13      Finally, we conclude that the trial court properly exercised its discretion in denying Hobach’s motion for leave to amend the pleadings.  Whether to grant a party leave to amend the pleadings is a discretionary determination left to the trial court and is reviewed only for an erroneous exercise of discretion.  Hess v. Fernandez, 2005 WI 19, ¶12, 278 Wis. 2d 283, 692 N.W.2d 655.  Here, the trial court found that Hobach’s late filing was the result of undue delay, that his proposed defenses and counterclaims were futile, and that his motion involved bad faith.  The trial court’s findings and conclusions are supported by the evidence in the record, including that Hobach failed to provide any evidence of a loan modification agreement with CitiMortgage under HAMP and that he remained delinquent on the payment of his property taxes.  The trial court “examined the relevant facts, applied a proper legal standard, and, using a demonstrated rational process, reached a reasonable conclusion.”  Id.

            By the Court.—Judgment affirmed.

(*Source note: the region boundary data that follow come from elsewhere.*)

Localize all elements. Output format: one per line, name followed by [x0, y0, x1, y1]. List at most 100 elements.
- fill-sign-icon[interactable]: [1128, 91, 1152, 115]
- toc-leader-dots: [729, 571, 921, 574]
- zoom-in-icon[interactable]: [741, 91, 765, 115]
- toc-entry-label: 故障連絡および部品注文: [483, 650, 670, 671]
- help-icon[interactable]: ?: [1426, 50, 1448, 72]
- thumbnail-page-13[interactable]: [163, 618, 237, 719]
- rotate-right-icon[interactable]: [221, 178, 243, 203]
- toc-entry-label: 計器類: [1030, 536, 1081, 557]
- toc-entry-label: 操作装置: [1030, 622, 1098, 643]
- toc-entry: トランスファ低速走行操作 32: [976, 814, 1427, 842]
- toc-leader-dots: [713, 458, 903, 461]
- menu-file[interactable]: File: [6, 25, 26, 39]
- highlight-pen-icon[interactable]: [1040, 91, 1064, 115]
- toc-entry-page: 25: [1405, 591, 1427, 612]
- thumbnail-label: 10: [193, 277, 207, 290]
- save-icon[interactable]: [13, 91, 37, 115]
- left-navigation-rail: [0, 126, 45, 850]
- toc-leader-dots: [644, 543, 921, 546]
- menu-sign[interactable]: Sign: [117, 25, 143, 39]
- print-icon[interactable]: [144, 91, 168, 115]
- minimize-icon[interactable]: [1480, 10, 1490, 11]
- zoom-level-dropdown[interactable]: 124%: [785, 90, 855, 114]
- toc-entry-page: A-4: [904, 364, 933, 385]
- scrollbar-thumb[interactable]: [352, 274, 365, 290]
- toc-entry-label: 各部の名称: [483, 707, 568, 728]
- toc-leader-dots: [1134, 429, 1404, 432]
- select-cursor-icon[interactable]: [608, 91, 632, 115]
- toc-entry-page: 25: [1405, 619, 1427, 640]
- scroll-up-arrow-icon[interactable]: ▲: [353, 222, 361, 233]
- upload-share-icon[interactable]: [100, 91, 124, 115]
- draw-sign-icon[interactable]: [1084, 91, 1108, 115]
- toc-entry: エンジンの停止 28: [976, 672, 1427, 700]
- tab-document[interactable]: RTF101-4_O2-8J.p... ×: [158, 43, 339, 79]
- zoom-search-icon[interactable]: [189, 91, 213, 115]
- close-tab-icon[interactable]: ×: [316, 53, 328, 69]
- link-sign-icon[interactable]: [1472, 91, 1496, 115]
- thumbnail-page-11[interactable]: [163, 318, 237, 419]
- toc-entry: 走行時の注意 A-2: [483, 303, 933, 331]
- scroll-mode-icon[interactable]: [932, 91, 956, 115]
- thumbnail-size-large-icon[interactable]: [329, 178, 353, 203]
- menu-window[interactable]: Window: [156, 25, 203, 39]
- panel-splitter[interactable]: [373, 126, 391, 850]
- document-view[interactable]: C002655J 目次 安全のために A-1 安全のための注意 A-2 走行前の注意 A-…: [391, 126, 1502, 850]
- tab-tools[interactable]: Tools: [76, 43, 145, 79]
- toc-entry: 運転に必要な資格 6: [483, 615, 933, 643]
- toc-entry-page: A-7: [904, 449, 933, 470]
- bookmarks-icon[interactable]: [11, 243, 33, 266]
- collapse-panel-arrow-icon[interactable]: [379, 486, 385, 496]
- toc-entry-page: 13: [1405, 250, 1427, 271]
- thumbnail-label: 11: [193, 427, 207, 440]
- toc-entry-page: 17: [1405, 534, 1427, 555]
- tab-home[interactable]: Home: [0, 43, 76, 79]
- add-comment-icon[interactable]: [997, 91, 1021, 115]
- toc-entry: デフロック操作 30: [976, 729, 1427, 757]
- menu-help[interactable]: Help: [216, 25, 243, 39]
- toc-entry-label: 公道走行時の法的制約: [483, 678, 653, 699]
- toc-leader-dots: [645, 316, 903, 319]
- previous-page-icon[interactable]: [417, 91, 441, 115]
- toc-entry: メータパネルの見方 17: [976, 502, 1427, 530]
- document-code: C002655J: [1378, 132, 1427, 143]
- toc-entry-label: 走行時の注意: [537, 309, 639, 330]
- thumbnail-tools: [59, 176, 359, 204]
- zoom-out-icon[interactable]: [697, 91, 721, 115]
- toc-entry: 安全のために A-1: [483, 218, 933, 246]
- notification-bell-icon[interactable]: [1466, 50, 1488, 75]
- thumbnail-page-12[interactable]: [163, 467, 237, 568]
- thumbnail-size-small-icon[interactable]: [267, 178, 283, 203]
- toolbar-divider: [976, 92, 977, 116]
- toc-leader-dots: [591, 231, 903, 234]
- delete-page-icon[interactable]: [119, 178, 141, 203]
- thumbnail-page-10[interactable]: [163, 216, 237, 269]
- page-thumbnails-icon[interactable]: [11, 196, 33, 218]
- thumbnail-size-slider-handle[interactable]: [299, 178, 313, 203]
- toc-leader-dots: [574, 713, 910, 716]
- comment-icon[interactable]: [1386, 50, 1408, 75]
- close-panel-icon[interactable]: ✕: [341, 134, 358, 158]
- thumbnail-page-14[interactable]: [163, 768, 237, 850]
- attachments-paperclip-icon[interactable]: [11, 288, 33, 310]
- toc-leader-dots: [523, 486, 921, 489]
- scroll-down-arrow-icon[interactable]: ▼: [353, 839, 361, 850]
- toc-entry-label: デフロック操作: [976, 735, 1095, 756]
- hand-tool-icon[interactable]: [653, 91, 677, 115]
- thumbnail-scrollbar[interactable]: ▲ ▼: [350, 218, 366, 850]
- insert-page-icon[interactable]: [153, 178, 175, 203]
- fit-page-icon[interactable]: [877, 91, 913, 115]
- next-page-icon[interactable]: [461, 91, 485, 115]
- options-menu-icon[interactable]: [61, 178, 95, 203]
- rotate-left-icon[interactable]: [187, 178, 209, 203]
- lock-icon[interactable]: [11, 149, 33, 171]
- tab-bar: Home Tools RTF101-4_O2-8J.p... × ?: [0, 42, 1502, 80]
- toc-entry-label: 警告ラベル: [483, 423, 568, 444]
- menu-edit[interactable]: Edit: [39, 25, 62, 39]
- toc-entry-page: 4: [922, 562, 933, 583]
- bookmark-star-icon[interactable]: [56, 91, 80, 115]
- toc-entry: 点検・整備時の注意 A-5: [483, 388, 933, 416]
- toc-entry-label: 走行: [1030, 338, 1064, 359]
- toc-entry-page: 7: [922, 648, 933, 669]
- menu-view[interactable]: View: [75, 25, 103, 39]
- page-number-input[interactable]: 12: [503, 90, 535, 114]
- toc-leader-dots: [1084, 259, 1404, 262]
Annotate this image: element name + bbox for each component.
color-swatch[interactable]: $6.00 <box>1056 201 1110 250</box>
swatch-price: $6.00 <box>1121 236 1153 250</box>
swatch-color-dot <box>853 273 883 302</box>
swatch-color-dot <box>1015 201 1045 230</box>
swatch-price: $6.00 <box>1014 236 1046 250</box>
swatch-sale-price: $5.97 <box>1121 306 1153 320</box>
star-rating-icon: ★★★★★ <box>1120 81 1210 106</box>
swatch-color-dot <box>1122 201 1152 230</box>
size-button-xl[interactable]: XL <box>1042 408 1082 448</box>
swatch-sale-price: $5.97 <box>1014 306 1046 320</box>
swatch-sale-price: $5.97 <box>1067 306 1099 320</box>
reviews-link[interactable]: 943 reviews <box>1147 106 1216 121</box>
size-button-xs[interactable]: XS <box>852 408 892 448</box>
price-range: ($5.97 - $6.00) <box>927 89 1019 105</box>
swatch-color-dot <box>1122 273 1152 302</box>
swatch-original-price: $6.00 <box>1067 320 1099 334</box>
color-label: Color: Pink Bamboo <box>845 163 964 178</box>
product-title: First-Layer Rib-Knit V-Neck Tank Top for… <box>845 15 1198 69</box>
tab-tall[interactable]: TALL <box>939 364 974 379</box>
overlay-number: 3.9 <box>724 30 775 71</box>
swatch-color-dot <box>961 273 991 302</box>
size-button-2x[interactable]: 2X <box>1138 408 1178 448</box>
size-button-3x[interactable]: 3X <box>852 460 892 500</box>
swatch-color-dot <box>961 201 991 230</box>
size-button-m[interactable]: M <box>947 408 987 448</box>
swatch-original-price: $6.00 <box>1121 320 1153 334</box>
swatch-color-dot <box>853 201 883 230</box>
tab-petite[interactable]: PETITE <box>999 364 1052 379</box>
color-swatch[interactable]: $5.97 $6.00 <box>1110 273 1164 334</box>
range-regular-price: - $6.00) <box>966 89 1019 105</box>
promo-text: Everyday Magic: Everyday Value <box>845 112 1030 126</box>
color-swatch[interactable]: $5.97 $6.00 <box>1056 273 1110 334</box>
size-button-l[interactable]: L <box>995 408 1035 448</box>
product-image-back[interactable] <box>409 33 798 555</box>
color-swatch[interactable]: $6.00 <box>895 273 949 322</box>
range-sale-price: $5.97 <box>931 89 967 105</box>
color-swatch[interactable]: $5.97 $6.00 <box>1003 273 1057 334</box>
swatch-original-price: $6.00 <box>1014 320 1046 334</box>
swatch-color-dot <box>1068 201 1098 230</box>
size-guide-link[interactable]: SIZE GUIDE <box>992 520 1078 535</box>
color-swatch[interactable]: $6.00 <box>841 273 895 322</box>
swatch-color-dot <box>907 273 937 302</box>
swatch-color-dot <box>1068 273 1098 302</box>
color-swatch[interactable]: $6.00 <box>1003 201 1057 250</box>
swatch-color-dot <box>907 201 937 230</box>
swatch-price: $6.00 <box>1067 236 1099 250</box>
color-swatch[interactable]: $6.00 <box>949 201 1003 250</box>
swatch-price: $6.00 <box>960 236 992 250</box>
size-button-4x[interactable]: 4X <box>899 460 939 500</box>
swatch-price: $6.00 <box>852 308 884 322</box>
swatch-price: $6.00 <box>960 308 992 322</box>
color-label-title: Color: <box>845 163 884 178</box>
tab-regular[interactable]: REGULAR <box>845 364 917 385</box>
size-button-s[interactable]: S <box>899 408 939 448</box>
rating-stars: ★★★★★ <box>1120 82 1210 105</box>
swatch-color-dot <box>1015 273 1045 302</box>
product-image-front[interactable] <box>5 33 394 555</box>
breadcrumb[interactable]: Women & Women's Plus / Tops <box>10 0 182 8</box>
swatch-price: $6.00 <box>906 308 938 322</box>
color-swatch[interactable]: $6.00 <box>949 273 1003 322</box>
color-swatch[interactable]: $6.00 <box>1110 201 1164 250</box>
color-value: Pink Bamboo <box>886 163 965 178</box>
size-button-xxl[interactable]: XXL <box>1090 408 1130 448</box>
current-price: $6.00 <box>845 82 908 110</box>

            This opinion will not be published.  See Wis. Stat. Rule 809.23(1)(b)5.

 


 



[1]  All references to the Wisconsin Statutes are to the 2011-12 version unless otherwise noted.

[2]  The procedural history is complicated.  Though the trial court granted summary judgment on the original complaint, the judgment of foreclosure was vacated on CitiMortgage’s motion for reasons irrelevant to this appeal. 

[3]  It appears that Hobach’s nonservice claim would be relevant only to rebut a claim by CitiMortgage that Hobach failed to answer the complaint and was therefore subject to a default judgment.  Our opinion does not reach the issue of default because we conclude that summary judgment was proper.  Because the parties address the service issue and to the extent the parties conflate their arguments concerning default and summary judgment, we will briefly address their arguments.

[4]  At the time CitiMortgage filed its letter, PNC Bank, N.A. v. Bierbrauer, No. 2012AP456, unpublished slip op. (WI App Nov. 20, 2012), had not been ordered published.  The opinion was ordered published on January 30, 2013.